Don’t pass uniform values that don’t change between the vertex and fragment shader functions. I realize this is just copied code from the built in toon outline shader, but it’s inefficient. This was someone trying to be clever and doing more harm than good.
The vertex position output semantic in the v2f struct should be SV_POSITION, not POSITION. Also the fragment shader should use the SV_Target semantic instead of COLOR. to I suspect this is because you copied this from a very old version of the outline shader.
If you want to hide inner details, you would probably be better served using stencils.
Lastly, I don’t think your issue has anything to do with fog. It has more to do with using an old version of the outline shader that has a key piece missing that causes the outline to shrink when you move away rather than stay consistently scaled.
In the latest versions of the outline shader it has these lines:
#ifdef UNITY_Z_0_FAR_FROM_CLIPSPACE //to handle recent standard asset package on older version of unity (before 5.5)
o.pos.xy += offset * UNITY_Z_0_FAR_FROM_CLIPSPACE(o.pos.z) * _Outline;
#else
o.pos.xy += offset * o.pos.z * _Outline;
#endif
I’m so sorry about the font size and type. Yeah, this was a shader I found online.

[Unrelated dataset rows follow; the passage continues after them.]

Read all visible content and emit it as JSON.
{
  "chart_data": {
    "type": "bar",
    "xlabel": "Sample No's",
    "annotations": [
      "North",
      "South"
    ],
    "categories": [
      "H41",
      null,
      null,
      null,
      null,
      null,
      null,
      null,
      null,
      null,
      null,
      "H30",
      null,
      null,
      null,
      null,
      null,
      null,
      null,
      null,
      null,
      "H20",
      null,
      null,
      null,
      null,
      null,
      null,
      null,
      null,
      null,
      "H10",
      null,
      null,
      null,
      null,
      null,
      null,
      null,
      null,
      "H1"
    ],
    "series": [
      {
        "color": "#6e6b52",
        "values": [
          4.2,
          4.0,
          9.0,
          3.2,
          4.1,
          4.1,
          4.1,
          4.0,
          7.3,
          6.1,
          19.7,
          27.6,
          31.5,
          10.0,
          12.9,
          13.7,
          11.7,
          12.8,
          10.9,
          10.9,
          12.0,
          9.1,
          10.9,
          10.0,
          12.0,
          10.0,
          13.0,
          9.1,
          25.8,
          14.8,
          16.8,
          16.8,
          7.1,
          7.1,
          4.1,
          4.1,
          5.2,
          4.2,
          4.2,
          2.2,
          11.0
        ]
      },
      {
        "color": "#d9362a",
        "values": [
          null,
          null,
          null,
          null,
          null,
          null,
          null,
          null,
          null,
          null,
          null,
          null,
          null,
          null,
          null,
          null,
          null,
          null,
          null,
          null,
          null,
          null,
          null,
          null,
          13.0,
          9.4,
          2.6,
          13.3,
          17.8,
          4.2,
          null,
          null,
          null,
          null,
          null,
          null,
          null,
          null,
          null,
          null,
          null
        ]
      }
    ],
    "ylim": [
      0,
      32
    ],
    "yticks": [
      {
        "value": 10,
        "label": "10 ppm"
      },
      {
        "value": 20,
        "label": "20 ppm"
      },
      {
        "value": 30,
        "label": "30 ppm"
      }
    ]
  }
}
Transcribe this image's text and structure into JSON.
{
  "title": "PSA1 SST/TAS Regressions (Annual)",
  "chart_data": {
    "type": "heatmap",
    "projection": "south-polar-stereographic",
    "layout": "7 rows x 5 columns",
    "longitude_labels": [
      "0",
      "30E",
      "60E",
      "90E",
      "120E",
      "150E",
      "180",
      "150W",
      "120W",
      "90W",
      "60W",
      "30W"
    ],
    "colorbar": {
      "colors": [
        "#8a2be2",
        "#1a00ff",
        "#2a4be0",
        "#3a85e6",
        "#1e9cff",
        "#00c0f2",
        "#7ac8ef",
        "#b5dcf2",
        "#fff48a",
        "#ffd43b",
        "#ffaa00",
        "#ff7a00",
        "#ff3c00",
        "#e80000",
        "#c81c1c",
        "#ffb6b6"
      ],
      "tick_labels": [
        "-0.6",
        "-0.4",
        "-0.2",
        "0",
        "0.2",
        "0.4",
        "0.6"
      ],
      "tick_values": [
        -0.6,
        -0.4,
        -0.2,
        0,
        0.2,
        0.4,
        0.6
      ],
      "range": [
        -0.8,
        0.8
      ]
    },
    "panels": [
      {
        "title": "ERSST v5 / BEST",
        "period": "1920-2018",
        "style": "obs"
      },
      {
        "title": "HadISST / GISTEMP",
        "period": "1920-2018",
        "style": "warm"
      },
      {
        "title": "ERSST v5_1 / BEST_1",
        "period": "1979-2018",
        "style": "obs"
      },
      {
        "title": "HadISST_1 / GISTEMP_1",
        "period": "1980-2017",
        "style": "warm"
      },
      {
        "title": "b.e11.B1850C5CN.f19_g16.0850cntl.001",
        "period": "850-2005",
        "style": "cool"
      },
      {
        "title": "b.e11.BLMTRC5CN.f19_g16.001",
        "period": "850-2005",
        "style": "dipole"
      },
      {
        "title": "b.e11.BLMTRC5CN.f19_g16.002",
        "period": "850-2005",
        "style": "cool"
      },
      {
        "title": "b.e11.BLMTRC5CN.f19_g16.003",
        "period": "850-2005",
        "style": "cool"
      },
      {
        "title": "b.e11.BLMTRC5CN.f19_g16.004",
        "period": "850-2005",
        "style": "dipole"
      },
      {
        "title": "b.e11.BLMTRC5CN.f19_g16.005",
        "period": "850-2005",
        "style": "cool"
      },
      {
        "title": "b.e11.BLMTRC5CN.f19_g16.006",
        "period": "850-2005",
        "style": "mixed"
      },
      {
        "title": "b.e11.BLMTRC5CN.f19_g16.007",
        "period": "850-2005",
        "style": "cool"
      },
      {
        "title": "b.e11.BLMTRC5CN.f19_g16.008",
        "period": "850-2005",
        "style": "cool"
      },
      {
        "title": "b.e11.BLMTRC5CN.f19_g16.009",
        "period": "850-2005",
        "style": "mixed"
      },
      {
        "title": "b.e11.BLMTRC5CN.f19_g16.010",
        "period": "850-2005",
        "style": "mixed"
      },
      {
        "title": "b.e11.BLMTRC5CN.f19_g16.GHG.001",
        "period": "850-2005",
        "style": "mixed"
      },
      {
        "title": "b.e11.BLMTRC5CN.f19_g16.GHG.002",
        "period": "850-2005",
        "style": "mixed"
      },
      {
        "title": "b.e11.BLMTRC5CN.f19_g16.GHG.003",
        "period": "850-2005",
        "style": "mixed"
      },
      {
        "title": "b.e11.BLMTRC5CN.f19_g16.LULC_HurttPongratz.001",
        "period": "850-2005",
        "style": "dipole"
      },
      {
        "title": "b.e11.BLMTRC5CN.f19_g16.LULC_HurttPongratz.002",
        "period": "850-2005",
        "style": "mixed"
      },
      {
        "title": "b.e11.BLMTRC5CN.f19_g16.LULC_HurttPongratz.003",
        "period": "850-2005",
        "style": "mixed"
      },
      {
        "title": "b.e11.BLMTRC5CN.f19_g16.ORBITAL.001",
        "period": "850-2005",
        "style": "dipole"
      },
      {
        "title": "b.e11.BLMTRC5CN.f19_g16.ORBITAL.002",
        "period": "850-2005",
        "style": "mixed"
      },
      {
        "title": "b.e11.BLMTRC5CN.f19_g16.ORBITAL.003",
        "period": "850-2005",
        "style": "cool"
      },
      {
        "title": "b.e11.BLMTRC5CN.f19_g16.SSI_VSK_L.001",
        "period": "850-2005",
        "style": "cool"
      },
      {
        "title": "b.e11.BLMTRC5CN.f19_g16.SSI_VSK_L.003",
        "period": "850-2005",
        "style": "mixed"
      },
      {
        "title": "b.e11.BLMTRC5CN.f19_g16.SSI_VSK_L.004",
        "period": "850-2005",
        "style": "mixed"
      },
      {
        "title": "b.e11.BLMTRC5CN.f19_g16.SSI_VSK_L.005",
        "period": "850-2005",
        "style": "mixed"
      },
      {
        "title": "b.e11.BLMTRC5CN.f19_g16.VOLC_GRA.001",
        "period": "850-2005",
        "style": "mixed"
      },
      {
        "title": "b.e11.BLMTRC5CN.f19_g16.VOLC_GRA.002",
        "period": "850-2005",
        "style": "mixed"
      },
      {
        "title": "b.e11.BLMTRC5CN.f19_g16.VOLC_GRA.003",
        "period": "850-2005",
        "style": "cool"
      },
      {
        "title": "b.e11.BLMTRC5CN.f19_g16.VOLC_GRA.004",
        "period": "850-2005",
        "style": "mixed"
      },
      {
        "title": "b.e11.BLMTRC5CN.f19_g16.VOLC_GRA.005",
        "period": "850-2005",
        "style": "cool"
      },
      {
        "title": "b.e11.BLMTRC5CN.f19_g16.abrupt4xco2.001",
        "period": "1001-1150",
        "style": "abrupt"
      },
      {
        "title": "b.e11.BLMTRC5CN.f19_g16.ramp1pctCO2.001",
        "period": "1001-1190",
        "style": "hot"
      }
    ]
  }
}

I tried applying as many of your tips as I could to that existing shader and I ended up with: GLSL link error: ERROR Input of a fragment’s shader ‘vs_COLOR0’ not written by vertex shader".
Do you happen to know where I could find a stencil shader that does the outline I need? If not, at least maybe a vertex shader that is outline only, scales with distance, and shows through everything? I’m a good C# programmer but I don’t know anything about shader code. The code really confuses me.
How funny, I didn’t even need my command buffer code inside OnRenderObject. I have since removed it from there. It has nothing to do with that event. It’s attached to my main camera and it stays that way until I remove it. I have that part of it working perfectly. It’s just this dang shader
Hi!
i am looking for a solution to a similar problem but for a 2d sprite. But the sprite renderer only takes in 1 material? What i wish to achieve is to render the same sprite a second time with a slightly different setting (with mask applied and a shader with stencil comparison) but not having to duplicate the same gameobject.
sorry to resurrect and old thread…
I have similar issue… I’m doing something similar, custom shadow render… I have all my shadow caster objects objects in a collection, and receivers in another collection, I render casters top down to a texture. …then have a custom shadowReceiver shader, and I render all the receivers… via a second camera (clone of the main camera), but with the replacement shader technique, and my custom shadow render shader, in OnPostRender. all (mostly) works great… but with one or two problems…
Main problem…
If I use any other image vfx in OnImageRender… it somehow wipes out anything I render during OnPostRender. The image fx are from “Colorful” they don’t write to z-buffer.
Unity docs do not explain timing of when OnPostRender vs OnImageRender render. So where has my render gone ?
The only thing I can imagine… is that OnImageRender buffers the main screen before OnPostRender… then runs its shader, then writes back to the screen buffer after my render… hence wiping over everything.
The ‘colorful’ filters appear to just use bit or with a custom shader… that don’t write to Z buffer. So if my code is running after… it should still render something visible… it doesn’t. its just gone.
What is going on? how can I do my render after main camera render, but before OnImageRender ?
Minor issue…
It would be nice to do OnPostRender… after opaque objects, and before transparencies… is this possible with OnPostRender ? or should I dump the whole system, and do something more like extra materials added to each object, and add and remove them as I need to enable and disable them?